La Fiesta Nacional de la Chaya dio inicio a su 57° edición con una multitud que colmó el predio del Autódromo Ciudad de La Rioja. 17 mil personas participaron de la jornada inaugural, en una noche atravesada por la emoción, la identidad cultural y una grilla artística de gran convocatoria que tuvo como número central a Abel Pintos, pero que también contó con la presencia de La Bruja Salguero, el Duo Coplanacu y El Loco Amato, entre otros destacados artistas.

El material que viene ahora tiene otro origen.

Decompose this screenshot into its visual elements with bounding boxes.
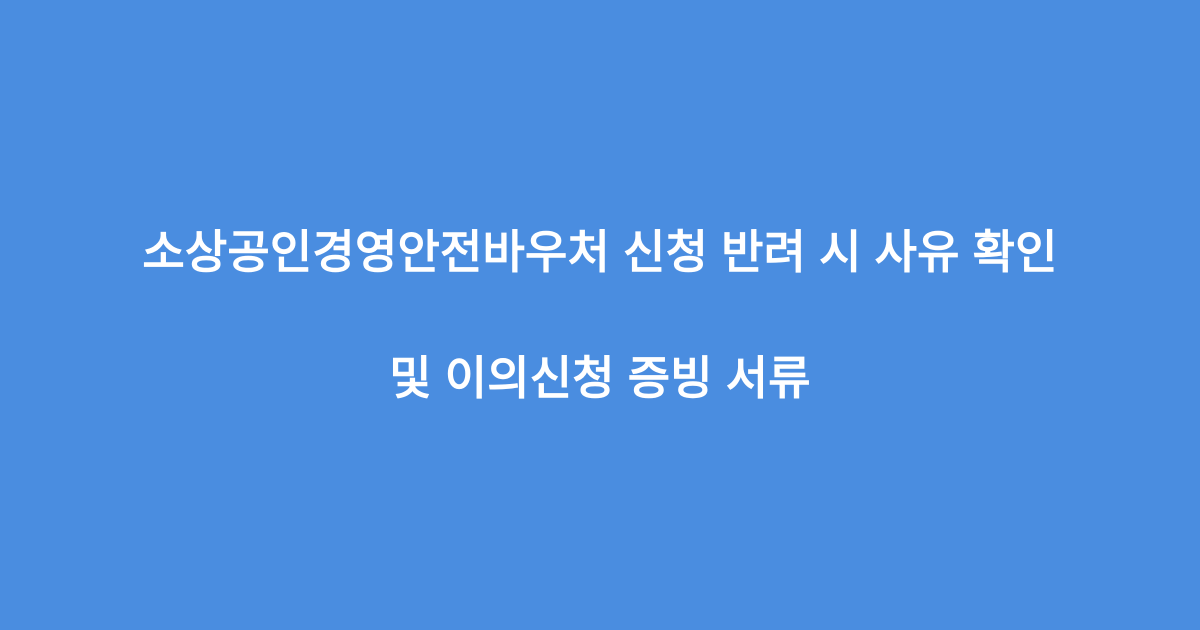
headline-line-2: 및 이의신청 증빙 서류 [90,347,1110,410]
og-share-card: 소상공인경영안전바우처 신청 반려 시 사유 확인 및 이의신청 증빙 서류 [0,0,1200,630]
page-title: 소상공인경영안전바우처 신청 반려 시 사유 확인 및 이의신청 증빙 서류 [90,158,1110,473]
headline-block: 소상공인경영안전바우처 신청 반려 시 사유 확인 및 이의신청 증빙 서류 [70,158,1130,473]
headline-line-1: 소상공인경영안전바우처 신청 반려 시 사유 확인 [90,221,1110,284]
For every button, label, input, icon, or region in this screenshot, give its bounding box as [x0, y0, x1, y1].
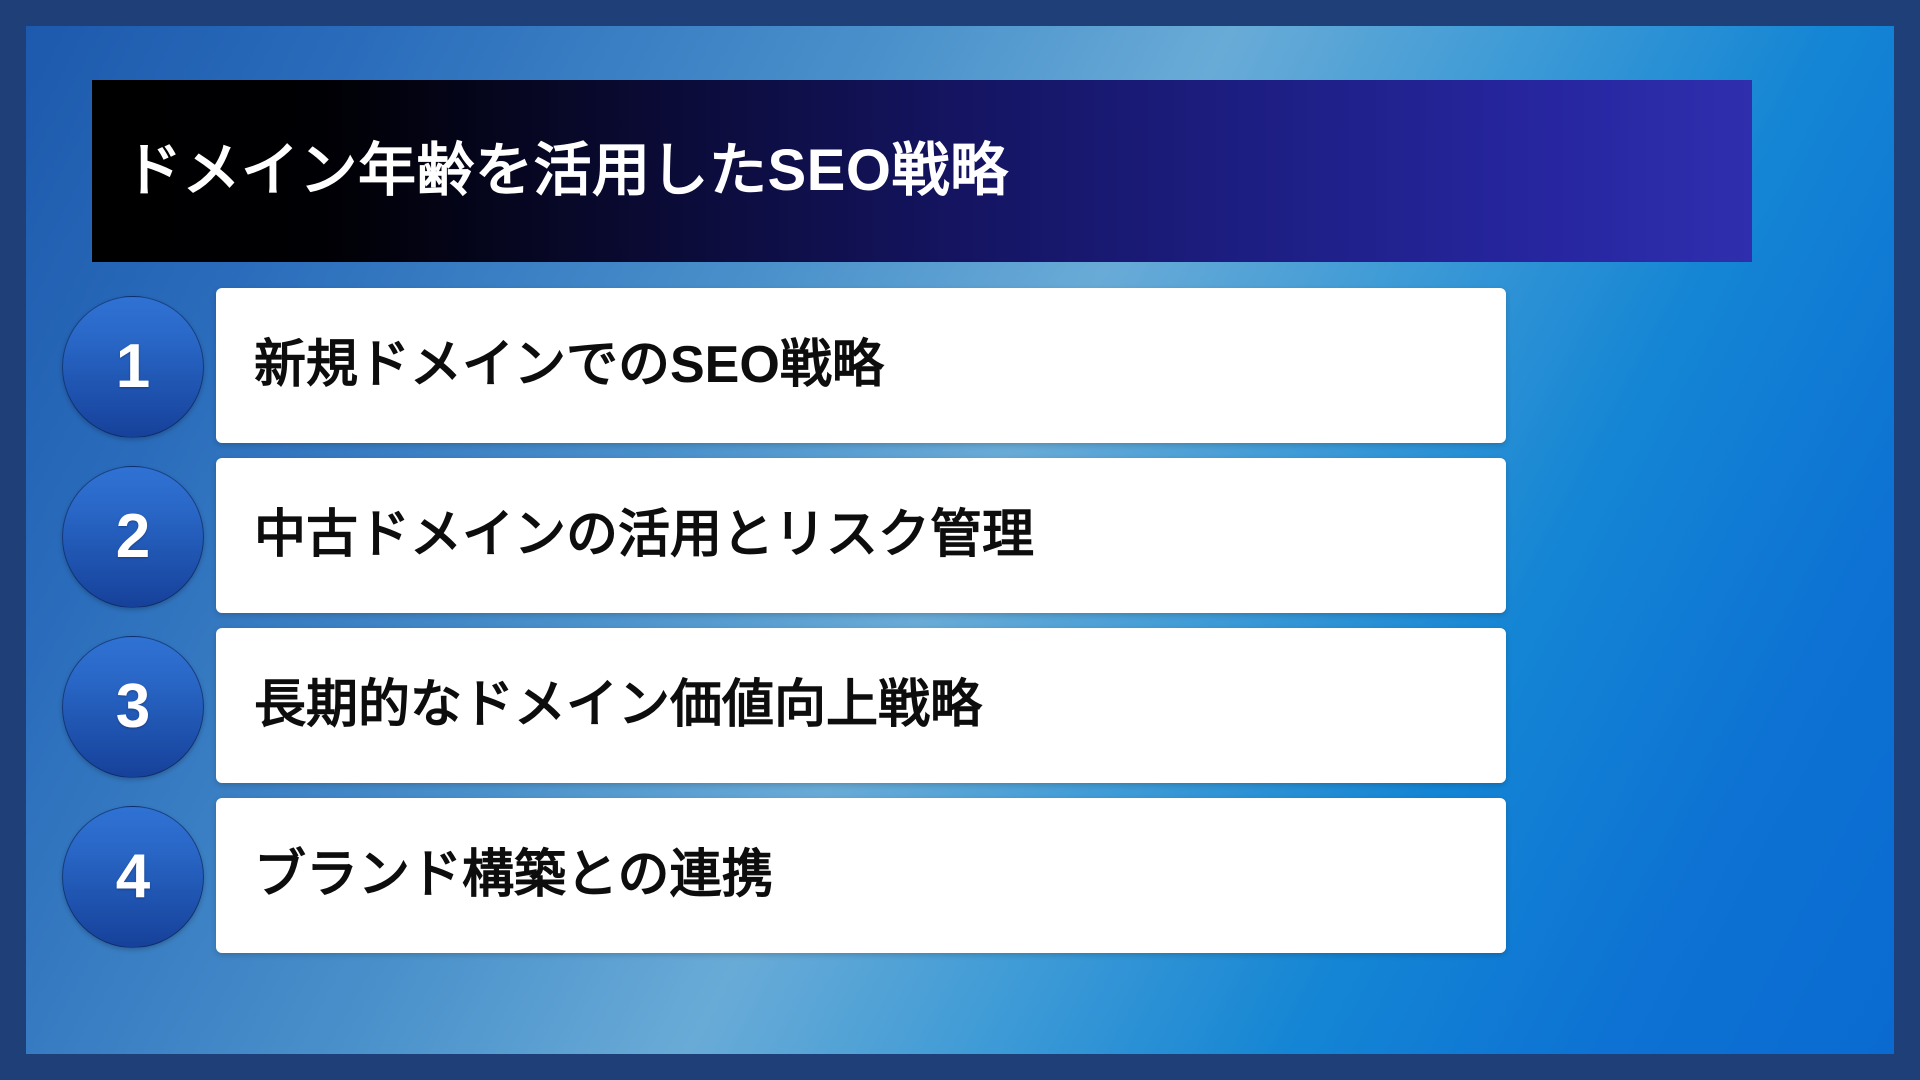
list-item-number-badge: 4 [62, 806, 204, 948]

En un predio repleto y acariciado por momentos por una tenue llovizna, la apertura estuvo a cargo del Ballet Oficial de la Chaya, que desplegó un cuadro coreográfico cargado de simbolismo y tradición, marcando el tono festivo de una nueva edición del encuentro mayor de los riojanos. Luego, el tradicional grito de inicio: “¡Salud La Rioja, salud Argentina, La Rioja vuelve a chayar!”, pronunciado por el locutor Juan Manuel Moreno, dio formalmente comienzo a la celebración, evocando aquellas históricas aperturas que en otros tiempos estuvieron a cargo del siempre recordado Homero Coronel Montes.
La primera propuesta musical de la noche llegó de la mano de Los Olivareños, que tuvo a su cargo la apertura artística en el escenario mayor. Con un repertorio de raíz folklórica, la agrupación marcó el pulso inicial de la velada y preparó el clima para una noche que iría creciendo en intensidad y convocatoria. El público acompañó desde temprano, con pañuelos en alto, harina y coplas, en una postal que anticipaba lo que vendría más tarde.
El momento más esperado llegó cerca de la 1 de la madrugada, cuando Abel Pintos subió al escenario y fue recibido con la primera gran ovación de la noche.
Pero la madrugada tuvo uno de sus puntos más altos con la presentación de La Bruja Salguero, riojana de trascendencia nacional que volvió a conquistar al público con una selección de chayas y canciones profundamente ligadas a la identidad provincial. Un clásico como “Camión de Germán” se convirtió en símbolo del sentimiento chayero, acompañado por el canto colectivo de miles de personas.
La madrugada continuó con la presencia del Dúo Coplanacu, uno de los nombres imprescindibles del folklore argentino, que aportó solidez y tradición al desarrollo de la primera noche. Con su formación característica -guitarras, bombo y armonías vocales precisas- el dúo ofreció un repertorio profundamente arraigado en la esencia del cancionero popular.
La primera noche encontró su tramo más festivo con la presentación de El Loco Amato, quien tuvo a su cargo el momento de mayor explosión popular de la madrugada. Con su inconfundible impronta cuartetera y un repertorio pensado para el baile, el cantante convirtió el predio en una verdadera pista a cielo abierto.
Fiel a sus presentaciones en grandes festivales, El Loco Amato combinó clásicos de su trayectoria con versiones que el público acompañó de principio a fin, en un clima de euforia que terminó de consolidar el espíritu celebratorio de la jornada.